Крепкие руки схватили мастера Син-аххе-эриба и окунули его воду, отчего у лабанту чуть сердце не остановилось. Его не укусили, и даже сколький рыбий бок не успел коснуться его кожи, как он снова сидел у ног госпожи, вереща тонким заячьим голосом.
— Когда ты сделаешь то, что приказал господин? — Кассандра смотрела на него немигающим змеиным взглядом. — Ты уже давно ешь его хлеб, презренный раб.
— Месяц! — прорыдал парфюмер. — Клянусь, за месяц сделаю.

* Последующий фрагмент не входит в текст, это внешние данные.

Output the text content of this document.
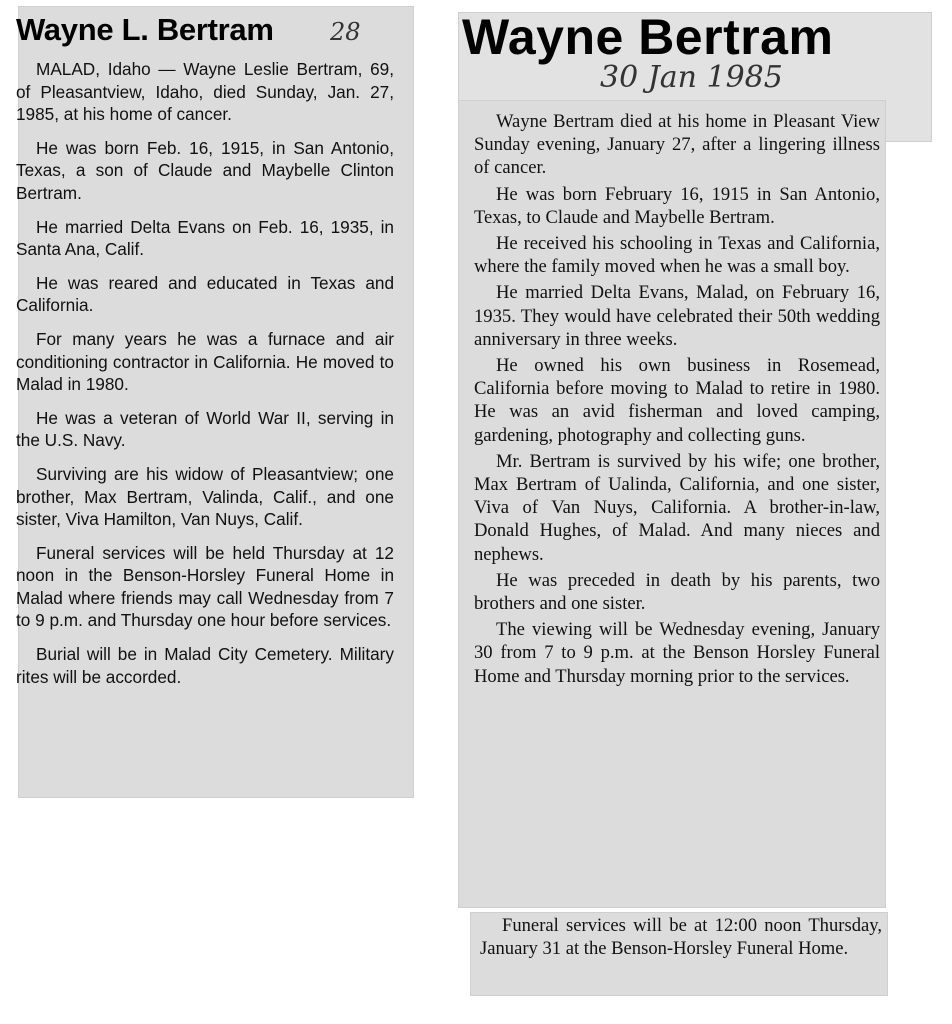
Wayne L. Bertram 28

MALAD, Idaho — Wayne Leslie Bertram, 69, of Pleasantview, Idaho, died Sunday, Jan. 27, 1985, at his home of cancer.

He was born Feb. 16, 1915, in San Antonio, Texas, a son of Claude and Maybelle Clinton Bertram.

He married Delta Evans on Feb. 16, 1935, in Santa Ana, Calif.

He was reared and educated in Texas and California.

For many years he was a furnace and air conditioning contractor in California. He moved to Malad in 1980.

He was a veteran of World War II, serving in the U.S. Navy.

Surviving are his widow of Pleasantview; one brother, Max Bertram, Valinda, Calif., and one sister, Viva Hamilton, Van Nuys, Calif.

Funeral services will be held Thursday at 12 noon in the Benson-Horsley Funeral Home in Malad where friends may call Wednesday from 7 to 9 p.m. and Thursday one hour before services.

Burial will be in Malad City Cemetery. Military rites will be accorded.

Wayne Bertram
30 Jan 1985

Wayne Bertram died at his home in Pleasant View Sunday evening, January 27, after a lingering illness of cancer.

He was born February 16, 1915 in San Antonio, Texas, to Claude and Maybelle Bertram.

He received his schooling in Texas and California, where the family moved when he was a small boy.

He married Delta Evans, Malad, on February 16, 1935. They would have celebrated their 50th wedding anniversary in three weeks.

He owned his own business in Rosemead, California before moving to Malad to retire in 1980. He was an avid fisherman and loved camping, gardening, photography and collecting guns.

Mr. Bertram is survived by his wife; one brother, Max Bertram of Ualinda, California, and one sister, Viva of Van Nuys, California. A brother-in-law, Donald Hughes, of Malad. And many nieces and nephews.

He was preceded in death by his parents, two brothers and one sister.

The viewing will be Wednesday evening, January 30 from 7 to 9 p.m. at the Benson Horsley Funeral Home and Thursday morning prior to the services.

Funeral services will be at 12:00 noon Thursday, January 31 at the Benson-Horsley Funeral Home.
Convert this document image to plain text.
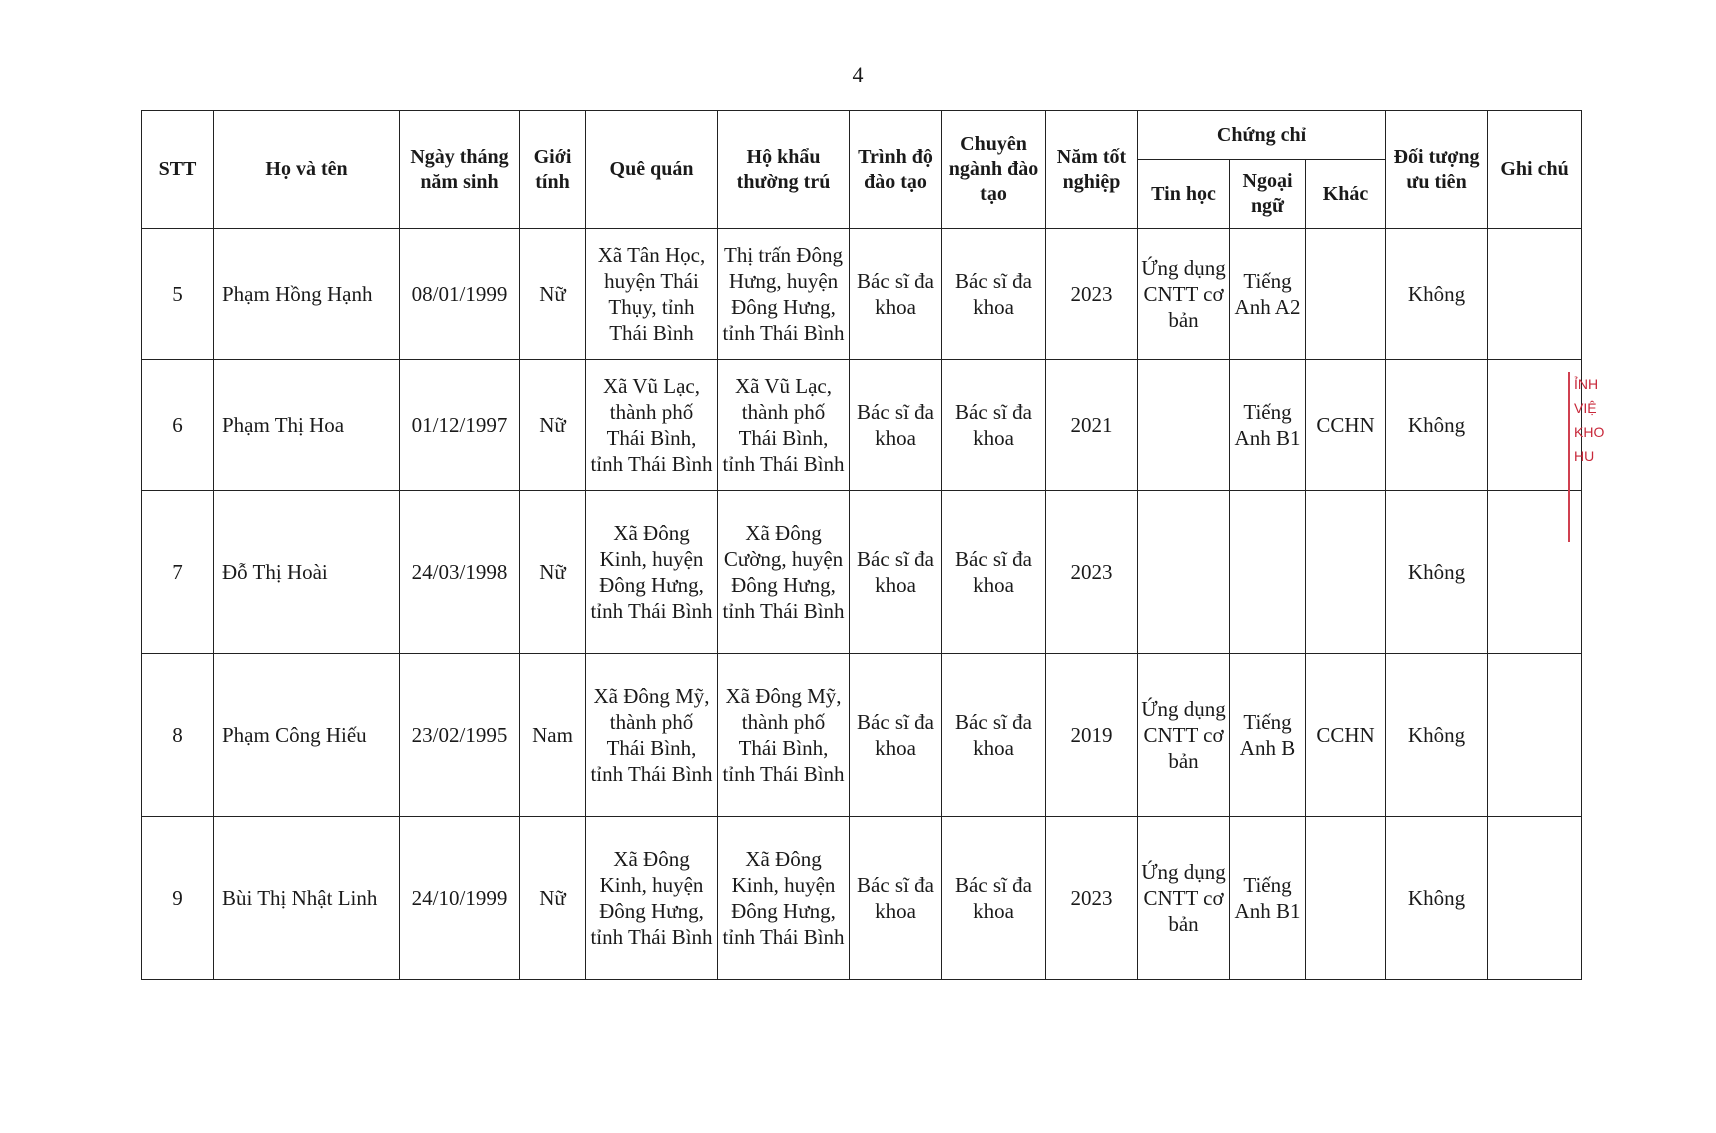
4
STT	Họ và tên	Ngày tháng năm sinh	Giới tính	Quê quán	Hộ khẩu thường trú	Trình độ đào tạo	Chuyên ngành đào tạo	Năm tốt nghiệp	Chứng chỉ			Đối tượng ưu tiên	Ghi chú
									Tin học	Ngoại ngữ	Khác		
5	Phạm Hồng Hạnh	08/01/1999	Nữ	Xã Tân Học, huyện Thái Thụy, tỉnh Thái Bình	Thị trấn Đông Hưng, huyện Đông Hưng, tỉnh Thái Bình	Bác sĩ đa khoa	Bác sĩ đa khoa	2023	Ứng dụng CNTT cơ bản	Tiếng Anh A2		Không	
6	Phạm Thị Hoa	01/12/1997	Nữ	Xã Vũ Lạc, thành phố Thái Bình, tỉnh Thái Bình	Xã Vũ Lạc, thành phố Thái Bình, tỉnh Thái Bình	Bác sĩ đa khoa	Bác sĩ đa khoa	2021		Tiếng Anh B1	CCHN	Không	
7	Đỗ Thị Hoài	24/03/1998	Nữ	Xã Đông Kinh, huyện Đông Hưng, tỉnh Thái Bình	Xã Đông Cường, huyện Đông Hưng, tỉnh Thái Bình	Bác sĩ đa khoa	Bác sĩ đa khoa	2023				Không	
8	Phạm Công Hiếu	23/02/1995	Nam	Xã Đông Mỹ, thành phố Thái Bình, tỉnh Thái Bình	Xã Đông Mỹ, thành phố Thái Bình, tỉnh Thái Bình	Bác sĩ đa khoa	Bác sĩ đa khoa	2019	Ứng dụng CNTT cơ bản	Tiếng Anh B	CCHN	Không	
9	Bùi Thị Nhật Linh	24/10/1999	Nữ	Xã Đông Kinh, huyện Đông Hưng, tỉnh Thái Bình	Xã Đông Kinh, huyện Đông Hưng, tỉnh Thái Bình	Bác sĩ đa khoa	Bác sĩ đa khoa	2023	Ứng dụng CNTT cơ bản	Tiếng Anh B1		Không	
ỈNH
VIỆ
KHO
HU
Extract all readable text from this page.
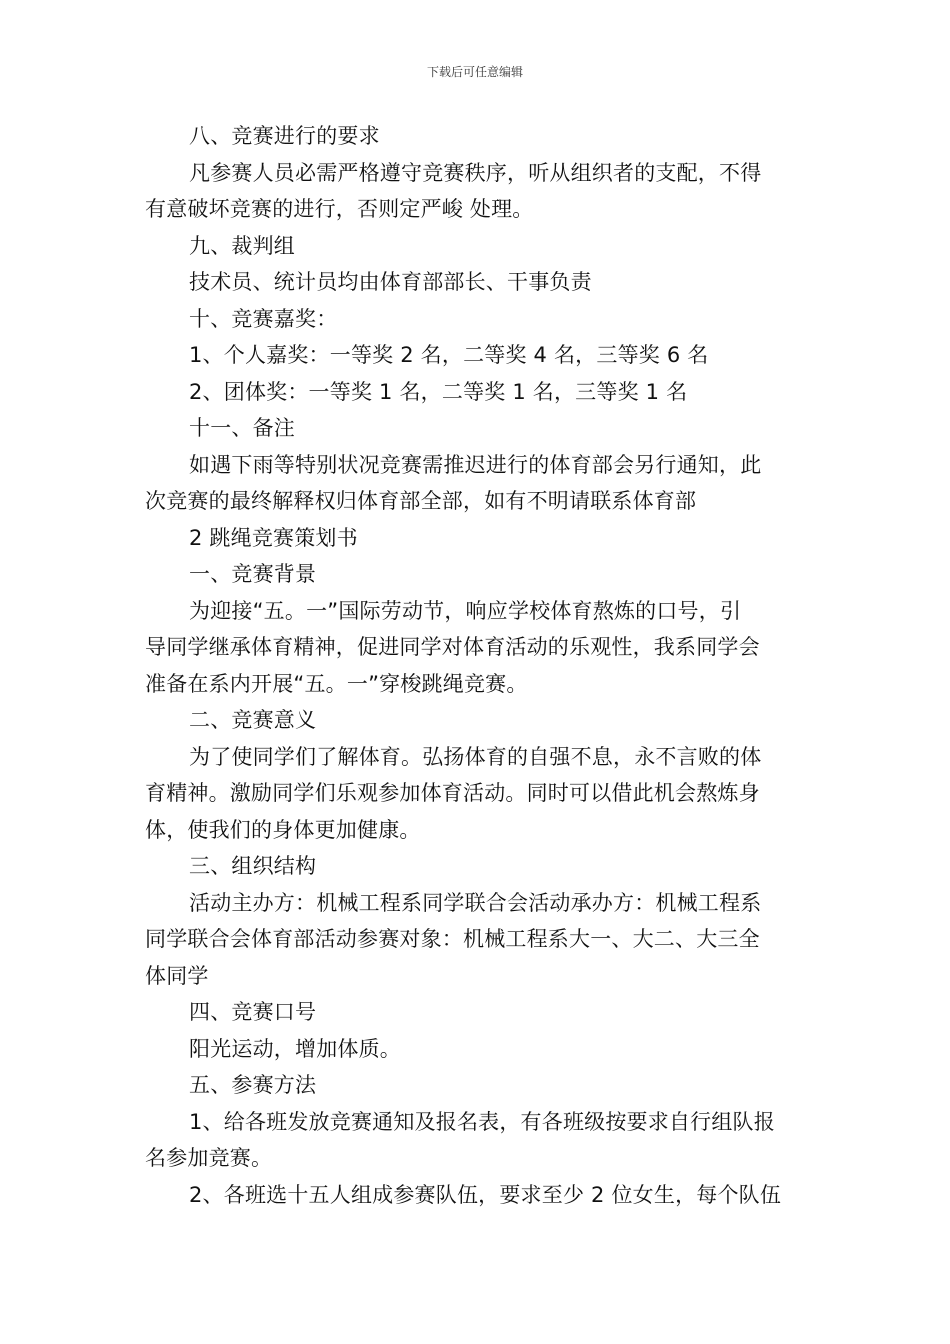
下载后可任意编辑

八、竞赛进行的要求

凡参赛人员必需严格遵守竞赛秩序，听从组织者的支配，不得

有意破坏竞赛的进行，否则定严峻 处理。

九、裁判组

技术员、统计员均由体育部部长、干事负责

十、竞赛嘉奖：

1、个人嘉奖：一等奖 2 名，二等奖 4 名，三等奖 6 名

2、团体奖：一等奖 1 名，二等奖 1 名，三等奖 1 名

十一、备注

如遇下雨等特别状况竞赛需推迟进行的体育部会另行通知，此

次竞赛的最终解释权归体育部全部，如有不明请联系体育部

2 跳绳竞赛策划书

一、竞赛背景

为迎接“五。一”国际劳动节，响应学校体育熬炼的口号，引

导同学继承体育精神，促进同学对体育活动的乐观性，我系同学会

准备在系内开展“五。一”穿梭跳绳竞赛。

二、竞赛意义

为了使同学们了解体育。弘扬体育的自强不息，永不言败的体

育精神。激励同学们乐观参加体育活动。同时可以借此机会熬炼身

体，使我们的身体更加健康。

三、组织结构

活动主办方：机械工程系同学联合会活动承办方：机械工程系

同学联合会体育部活动参赛对象：机械工程系大一、大二、大三全

体同学

四、竞赛口号

阳光运动，增加体质。

五、参赛方法

1、给各班发放竞赛通知及报名表，有各班级按要求自行组队报

名参加竞赛。

2、各班选十五人组成参赛队伍，要求至少 2 位女生，每个队伍
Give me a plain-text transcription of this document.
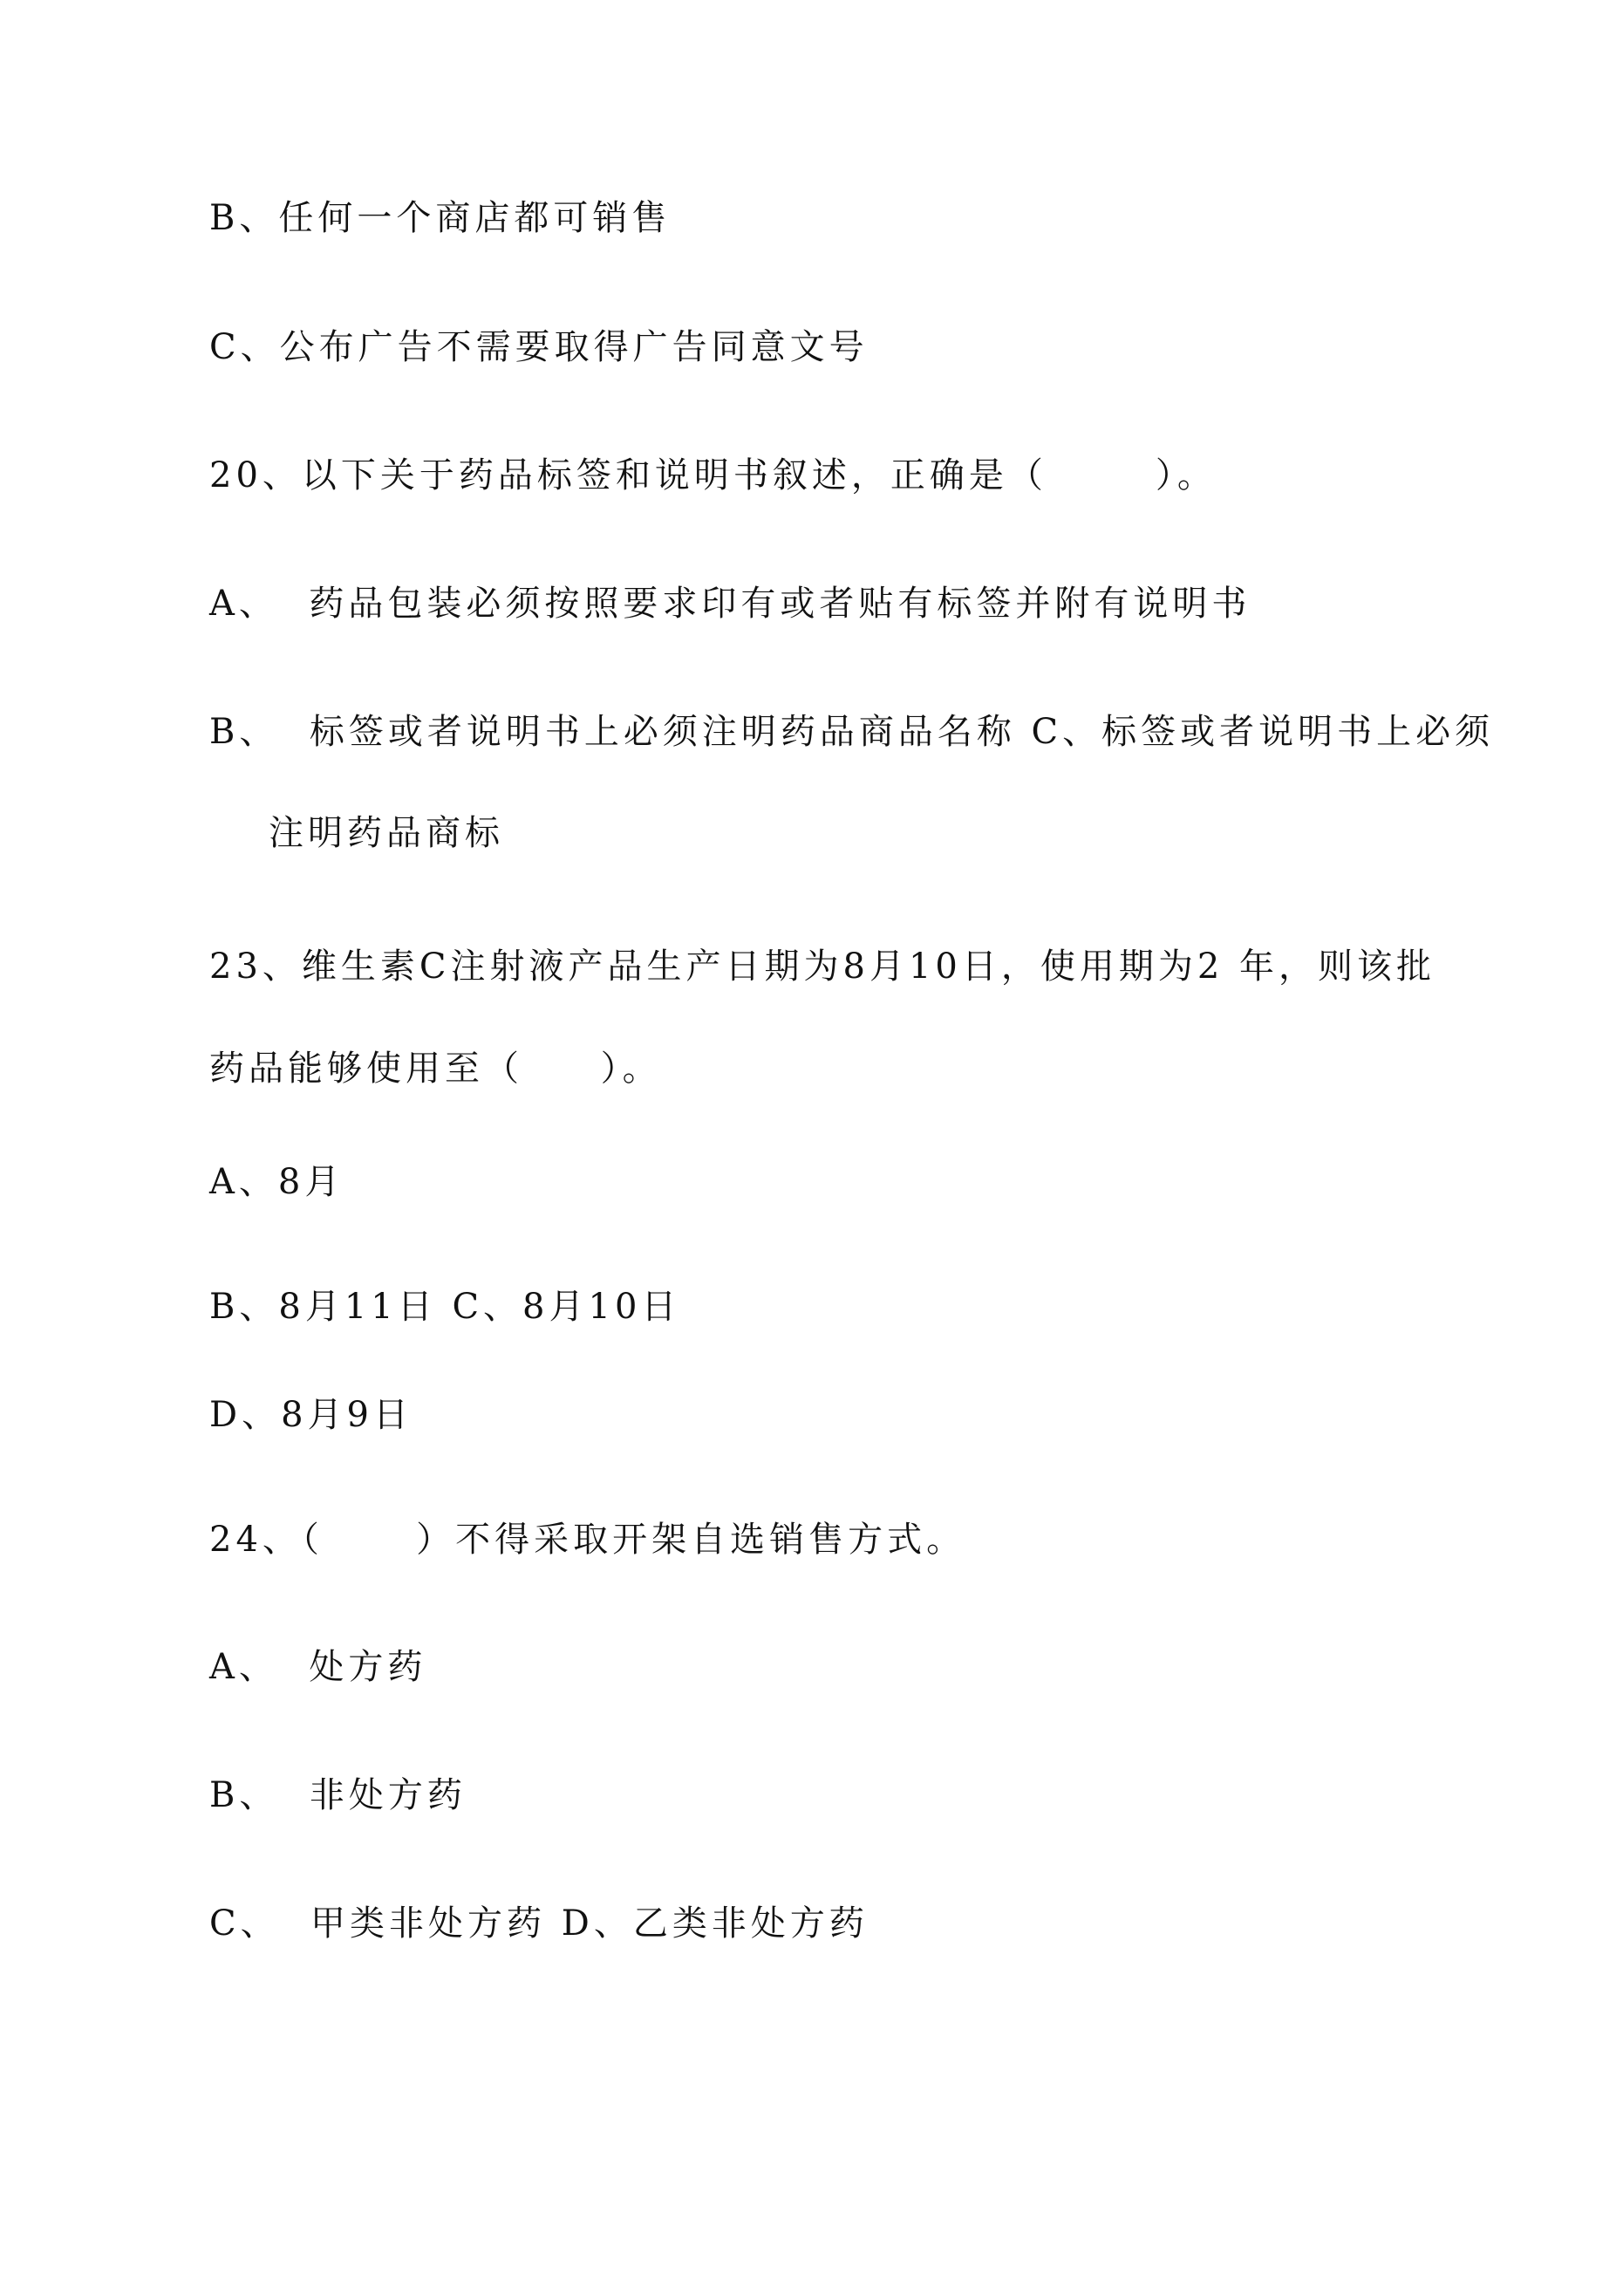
B、任何一个商店都可销售
C、公布广告不需要取得广告同意文号
20、以下关于药品标签和说明书叙述，正确是（       ）。
A、  药品包装必须按照要求印有或者贴有标签并附有说明书
B、  标签或者说明书上必须注明药品商品名称 C、标签或者说明书上必须
注明药品商标
23、维生素C注射液产品生产日期为8月10日，使用期为2 年，则该批
药品能够使用至（     ）。
A、8月
B、8月11日 C、8月10日
D、8月9日
24、（      ）不得采取开架自选销售方式。
A、  处方药
B、  非处方药
C、  甲类非处方药 D、乙类非处方药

В этот раз он даже не успел понять, как его голова снова оказалась в воде. Видимо, стража, состоящая из звероподобных чужаков, понимала даже легкое движение брови своей госпожи. Подержали мастера в воде немного подольше, чем в прошлый раз, отчего он, ощутив щекой прикосновение холодного змеиного тела, слегка сомлел.
— Неделя, — прошептал он, когда вновь получил ласковую пощечину.
— Три дня! — заверещал он, но обостренным чувством самосохранения понял, что и этот срок чересчур велик.
— Завтра! Завтра к вечеру! Быстрее никак!
— Ну вот, — удовлетворенно посмотрела на него Кассандра. — Вот ты и начал понимать, как надо служить государю. Наш господин был слишком добр с тобой, раб. Послезавтра утром я снова приеду. И помилуй тебя Великая мать, если ты не дашь мне того, что нужно. Я пока не буду кормить своих рыбок.
— Я все сделаю! Все сделаю, госпожа! — белыми от ужаса губами шептал парфюмер. — Богом Набу клянусь!
— Сосруко, — повернулась Кассандра к командиру охраны. — Я пока чаю с плюшками попью, а вы мне плотников привезите. Ну, тех, которые большие луки для кораблей делают. Они тоже моих рыбок еще не видели.
Она встала и пошла к столу, который накрыли для нее прямо на берегу. На нем уже исходил жаром медный самовар, и стояло блюдо с пышными булочками. Теми самыми, куда она обычно добавляла тертые финики из египетского Таниса. Правда, сегодня Кассандра решилась на отчаянно смелый эксперимент. Эта партия выпечки была пирожками с начинкой из вареных в меду груш. Кассандра искренне полагала, что у этого рецепта большое будущее. Бабье Энгоми просто умрет от зависти.